While HBV and HIV are specifically identified in the standard, the term "bloodborne pathogen" includes any pathogenic microorganism that is present in human blood or other potentially infectious material (OPIM) and can infect and cause disease in persons who are exposed to blood containing the pathogen. Pathogenic microorganisms can also cause diseases such as hepatitis C, malaria, syphilis, babesiosis, brucellosis, leptospirosis, arboviral infections, relapsing fever, Creutzfeldt-Jakob disease, adult T-cell leukemia/lymphoma (caused by HTLV-I), HTLV-I associated myelopathy, diseases associated with HTLV-II and viral hemorrhagic fever.

Provision 29 CFR 1910.1030(d), in the section "Methods of Compliance," establishes the method by which employers must protect their employees from the hazards of bloodborne pathogens and comply with this standard through the use of universal precautions, engineering controls, work practice controls, personal protective equipment, proper housekeeping and handling of regulated waste. Standard precautions are OSHA's required methods of control to protect employees from exposure to all human blood and OPIM. The term refers to a concept of bloodborne disease control which requires that all human blood and OPIM be treated as if known to be infectious for HIV, HBV, HCV or other bloodborne pathogens, regardless of the perceived "low risk" status of a patient or patient population. Alternative concepts in infection control are called Body Substance Isolation (BSI). These methods define all body fluids and substances as infectious. These methods incorporate not only the fluids and materials covered by this standard but expand coverage to include all body fluids and substances. These concepts are acceptable alternatives to universal precautions, provided that facilities utilizing them adhere to all other provisions of this standard.

The BPS also addresses cleaning of the healthcare environment and takes into account the location within the facility (e.g., OR vs. patient room), type of surface to be cleaned (e.g., hard-surfaced flooring versus carpeting), type of soil present (e.g., gross contamination vS. minor splattering), and tasks and procedures being performed (e.g., laboratory analyses vs. routine patient care). The particular disinfectant used, as well as the frequency with which it is used, will depend upon the circumstances in which the cleaning and decontamination task occurs.
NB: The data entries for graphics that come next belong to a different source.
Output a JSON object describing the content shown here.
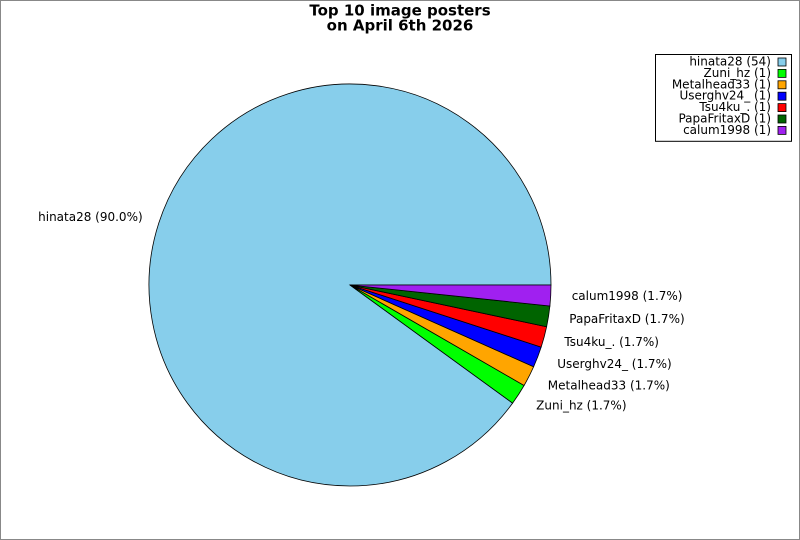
{
  "chart_data": {
    "type": "pie",
    "title": "Top 10 image posters",
    "subtitle": "on April 6th 2026",
    "categories": [
      "hinata28",
      "Zuni_hz",
      "Metalhead33",
      "Userghv24_",
      "Tsu4ku_.",
      "PapaFritaxD",
      "calum1998"
    ],
    "values": [
      54,
      1,
      1,
      1,
      1,
      1,
      1
    ],
    "legend_labels": [
      "hinata28 (54)",
      "Zuni_hz (1)",
      "Metalhead33 (1)",
      "Userghv24_ (1)",
      "Tsu4ku_. (1)",
      "PapaFritaxD (1)",
      "calum1998 (1)"
    ],
    "slice_labels": [
      "hinata28 (90.0%)",
      "Zuni_hz (1.7%)",
      "Metalhead33 (1.7%)",
      "Userghv24_ (1.7%)",
      "Tsu4ku_. (1.7%)",
      "PapaFritaxD (1.7%)",
      "calum1998 (1.7%)"
    ],
    "colors": [
      "#87ceeb",
      "#00ff00",
      "#ffa500",
      "#0000ff",
      "#ff0000",
      "#006400",
      "#a020f0"
    ],
    "legend_position": "upper right"
  }
}
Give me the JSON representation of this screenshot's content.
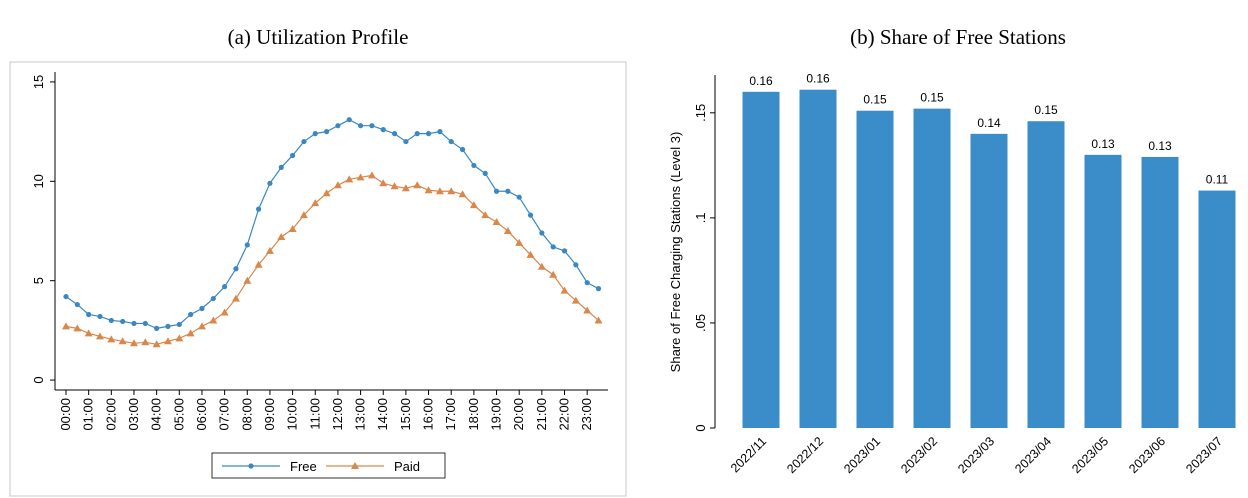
{
  "chart_data": [
    {
      "type": "line",
      "title": "(a) Utilization Profile",
      "categories": [
        "00:00",
        null,
        "01:00",
        null,
        "02:00",
        null,
        "03:00",
        null,
        "04:00",
        null,
        "05:00",
        null,
        "06:00",
        null,
        "07:00",
        null,
        "08:00",
        null,
        "09:00",
        null,
        "10:00",
        null,
        "11:00",
        null,
        "12:00",
        null,
        "13:00",
        null,
        "14:00",
        null,
        "15:00",
        null,
        "16:00",
        null,
        "17:00",
        null,
        "18:00",
        null,
        "19:00",
        null,
        "20:00",
        null,
        "21:00",
        null,
        "22:00",
        null,
        "23:00",
        null
      ],
      "series": [
        {
          "name": "Free",
          "color": "#3a87c3",
          "marker": "circle",
          "values": [
            4.2,
            3.8,
            3.3,
            3.2,
            3.0,
            2.95,
            2.85,
            2.85,
            2.6,
            2.7,
            2.8,
            3.3,
            3.6,
            4.1,
            4.7,
            5.6,
            6.8,
            8.6,
            9.9,
            10.7,
            11.3,
            12.0,
            12.4,
            12.5,
            12.8,
            13.1,
            12.8,
            12.8,
            12.6,
            12.4,
            12.0,
            12.4,
            12.4,
            12.5,
            12.0,
            11.6,
            10.8,
            10.4,
            9.5,
            9.5,
            9.2,
            8.3,
            7.4,
            6.7,
            6.5,
            5.8,
            4.9,
            4.6
          ]
        },
        {
          "name": "Paid",
          "color": "#d9874a",
          "marker": "triangle",
          "values": [
            2.7,
            2.6,
            2.35,
            2.2,
            2.05,
            1.95,
            1.85,
            1.9,
            1.8,
            1.95,
            2.1,
            2.35,
            2.7,
            3.0,
            3.4,
            4.1,
            5.0,
            5.8,
            6.5,
            7.2,
            7.6,
            8.3,
            8.9,
            9.4,
            9.8,
            10.1,
            10.2,
            10.3,
            9.9,
            9.75,
            9.65,
            9.8,
            9.55,
            9.5,
            9.5,
            9.35,
            8.8,
            8.3,
            7.95,
            7.5,
            6.9,
            6.3,
            5.7,
            5.3,
            4.5,
            4.0,
            3.5,
            3.0
          ]
        }
      ],
      "ylim": [
        -0.5,
        15.5
      ],
      "yticks": [
        0,
        5,
        10,
        15
      ],
      "legend": "bottom"
    },
    {
      "type": "bar",
      "title": "(b) Share of Free Stations",
      "y_label": "Share of Free Charging Stations (Level 3)",
      "categories": [
        "2022/11",
        "2022/12",
        "2023/01",
        "2023/02",
        "2023/03",
        "2023/04",
        "2023/05",
        "2023/06",
        "2023/07"
      ],
      "values": [
        0.16,
        0.161,
        0.151,
        0.152,
        0.14,
        0.146,
        0.13,
        0.129,
        0.113
      ],
      "value_labels": [
        "0.16",
        "0.16",
        "0.15",
        "0.15",
        "0.14",
        "0.15",
        "0.13",
        "0.13",
        "0.11"
      ],
      "color": "#3a8dc8",
      "ylim": [
        0,
        0.168
      ],
      "yticks": [
        0,
        {
          "value": 0.05,
          "label": ".05"
        },
        {
          "value": 0.1,
          "label": ".1"
        },
        {
          "value": 0.15,
          "label": ".15"
        }
      ]
    }
  ]
}
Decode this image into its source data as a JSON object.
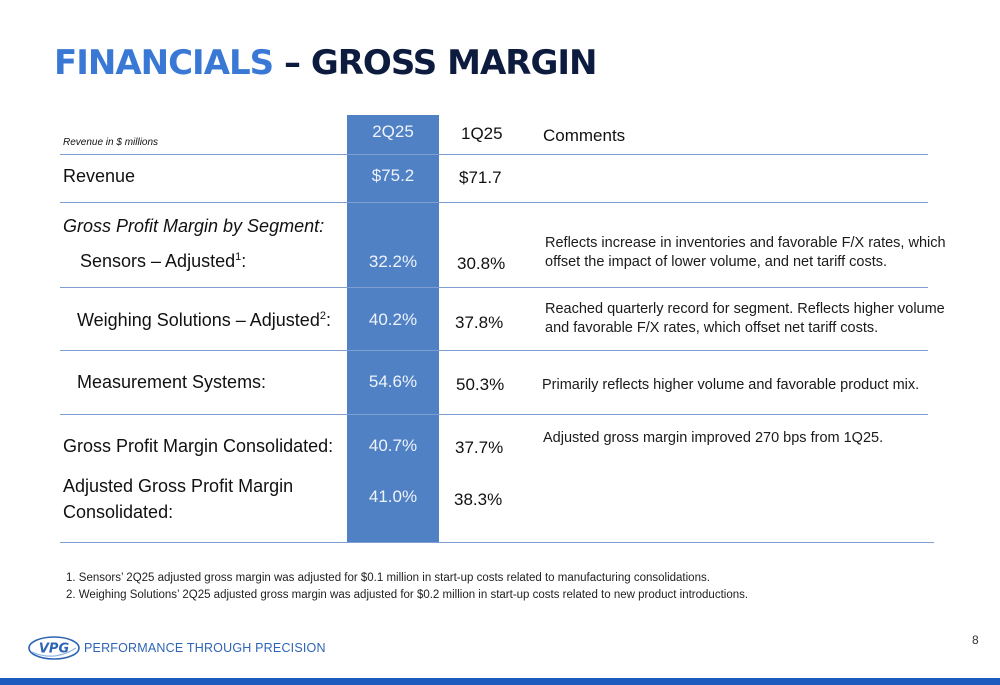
{
  "title": {
    "part1": "FINANCIALS",
    "part2": " – GROSS MARGIN"
  },
  "table": {
    "note": "Revenue in $ millions",
    "col_2q": "2Q25",
    "col_1q": "1Q25",
    "col_comments": "Comments",
    "revenue": {
      "label": "Revenue",
      "v2q": "$75.2",
      "v1q": "$71.7"
    },
    "segment_header": "Gross Profit Margin by Segment:",
    "sensors": {
      "label": "Sensors – Adjusted",
      "sup": "1",
      "suffix": ":",
      "v2q": "32.2%",
      "v1q": "30.8%",
      "comment_line1": "Reflects increase in inventories and favorable F/X rates, which",
      "comment_line2": "offset the impact of lower volume, and net tariff costs."
    },
    "weighing": {
      "label": "Weighing Solutions – Adjusted",
      "sup": "2",
      "suffix": ":",
      "v2q": "40.2%",
      "v1q": "37.8%",
      "comment_line1": "Reached quarterly record for segment.  Reflects higher volume",
      "comment_line2": "and favorable F/X rates, which offset net tariff costs."
    },
    "measurement": {
      "label": "Measurement Systems:",
      "v2q": "54.6%",
      "v1q": "50.3%",
      "comment": "Primarily reflects higher volume and favorable product mix."
    },
    "consolidated": {
      "label": "Gross Profit Margin Consolidated:",
      "v2q": "40.7%",
      "v1q": "37.7%",
      "comment": "Adjusted gross margin improved 270 bps from 1Q25."
    },
    "adjusted_consolidated": {
      "label_line1": "Adjusted Gross Profit Margin",
      "label_line2": "Consolidated:",
      "v2q": "41.0%",
      "v1q": "38.3%"
    }
  },
  "footnotes": [
    "1.   Sensors’ 2Q25 adjusted gross margin was adjusted for $0.1 million in start-up costs related to manufacturing consolidations.",
    "2.   Weighing Solutions’ 2Q25 adjusted gross margin was adjusted for $0.2 million in start-up costs related to new product introductions."
  ],
  "footer": {
    "logo_text": "VPG",
    "tagline": "PERFORMANCE THROUGH PRECISION",
    "page_number": "8"
  },
  "colors": {
    "accent": "#3a78d6",
    "dark": "#0d1b3e",
    "column": "#4f81c4",
    "bar": "#1d5bbf"
  }
}
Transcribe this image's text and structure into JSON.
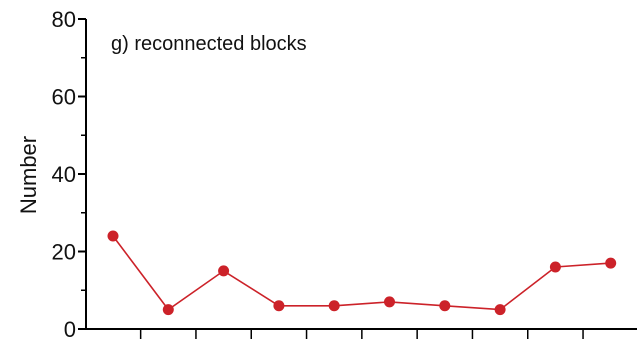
{
  "chart_data": {
    "type": "line",
    "title": "g) reconnected blocks",
    "xlabel": "",
    "ylabel": "Number",
    "ylim": [
      0,
      80
    ],
    "yticks": [
      0,
      20,
      40,
      60,
      80
    ],
    "ytick_labels": [
      "0",
      "20",
      "40",
      "60",
      "80"
    ],
    "x": [
      1,
      2,
      3,
      4,
      5,
      6,
      7,
      8,
      9,
      10
    ],
    "series": [
      {
        "values": [
          24,
          5,
          15,
          6,
          6,
          7,
          6,
          5,
          16,
          17
        ]
      }
    ],
    "grid": false,
    "colors": {
      "series": "#cc2229",
      "axis": "#000000"
    }
  }
}
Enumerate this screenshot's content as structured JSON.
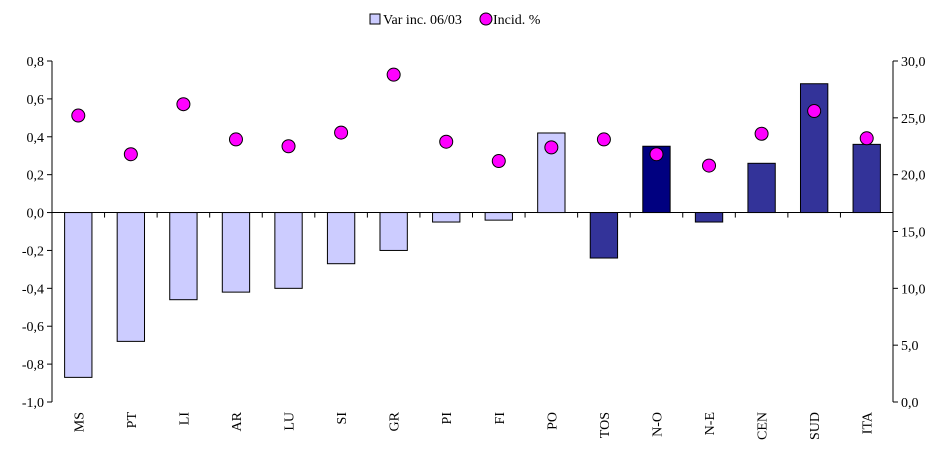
{
  "chart_data": {
    "type": "bar",
    "categories": [
      "MS",
      "PT",
      "LI",
      "AR",
      "LU",
      "SI",
      "GR",
      "PI",
      "FI",
      "PO",
      "TOS",
      "N-O",
      "N-E",
      "CEN",
      "SUD",
      "ITA"
    ],
    "series": [
      {
        "name": "Var inc. 06/03",
        "type": "bar",
        "color": "#ccccff",
        "colors": [
          "#ccccff",
          "#ccccff",
          "#ccccff",
          "#ccccff",
          "#ccccff",
          "#ccccff",
          "#ccccff",
          "#ccccff",
          "#ccccff",
          "#ccccff",
          "#333399",
          "#000080",
          "#333399",
          "#333399",
          "#333399",
          "#333399"
        ],
        "values": [
          -0.87,
          -0.68,
          -0.46,
          -0.42,
          -0.4,
          -0.27,
          -0.2,
          -0.05,
          -0.04,
          0.42,
          -0.24,
          0.35,
          -0.05,
          0.26,
          0.68,
          0.36
        ]
      },
      {
        "name": "Incid. %",
        "type": "scatter",
        "axis": "y2",
        "color": "#ff00ff",
        "values": [
          25.2,
          21.8,
          26.2,
          23.1,
          22.5,
          23.7,
          28.8,
          22.9,
          21.2,
          22.4,
          23.1,
          21.8,
          20.8,
          23.6,
          25.6,
          23.2
        ]
      }
    ],
    "ylim": [
      -1.0,
      0.8
    ],
    "yticks": [
      {
        "value": -1.0,
        "label": "-1,0"
      },
      {
        "value": -0.8,
        "label": "-0,8"
      },
      {
        "value": -0.6,
        "label": "-0,6"
      },
      {
        "value": -0.4,
        "label": "-0,4"
      },
      {
        "value": -0.2,
        "label": "-0,2"
      },
      {
        "value": 0,
        "label": "0,0"
      },
      {
        "value": 0.2,
        "label": "0,2"
      },
      {
        "value": 0.4,
        "label": "0,4"
      },
      {
        "value": 0.6,
        "label": "0,6"
      },
      {
        "value": 0.8,
        "label": "0,8"
      }
    ],
    "y2lim": [
      0,
      30
    ],
    "y2ticks": [
      {
        "value": 0,
        "label": "0,0"
      },
      {
        "value": 5,
        "label": "5,0"
      },
      {
        "value": 10,
        "label": "10,0"
      },
      {
        "value": 15,
        "label": "15,0"
      },
      {
        "value": 20,
        "label": "20,0"
      },
      {
        "value": 25,
        "label": "25,0"
      },
      {
        "value": 30,
        "label": "30,0"
      }
    ],
    "grid": false,
    "legend": "top"
  }
}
Since environmental contamination is an effective method of disease transmission for HBV (the CDC states that HBV can survive for at least one week in dried blood on environmental surfaces or contaminated needles and instruments), the BPS provides the minimum requirements for the cleaning and decontamination of environmental and working surfaces that come into contact with blood or OPIM, whether it is during routine care or during surgery. OSHA requires that work surfaces are to be cleaned with an "appropriate disinfectant" which includes a diluted bleach solution and EPA-registered tuberculocides, sterilants registered by the Environmental Protection Agency (EPA), products registered against HIV/HBV or sterilants/high-level disinfectants cleared by the Food and Drug Administration (FDA). Fresh solutions of diluted household bleach made up daily (every 24 hours) are also considered appropriate for disinfection of environmental surfaces and for decontamination of sites following initial cleanup of spills of blood or other potentially infectious materials. While OSHA mandates the appropriate times for interval, terminal and emergency-spill cleaning, the BPS acknowledges, "There may be some instances in which immediate decontamination of overt contamination and spills may not be practical as in, for example, an operating table during surgery."

Additionally, the BPS addresses the handling of sharps that may have been involved in a spill cleanup, since contaminated broken glass is capable of inflicting percutaneous injury and direct inoculation of bloodborne pathogens into the bloodstream. It stipulates, "Broken glassware which may be contaminated must not be picked up directly with the hands. The tools which are used in cleanup (e.g., forceps) must be properly decontaminated or discarded after use and the broken glass placed in a sharps container, and employees must be given specific information and training with respect to this task."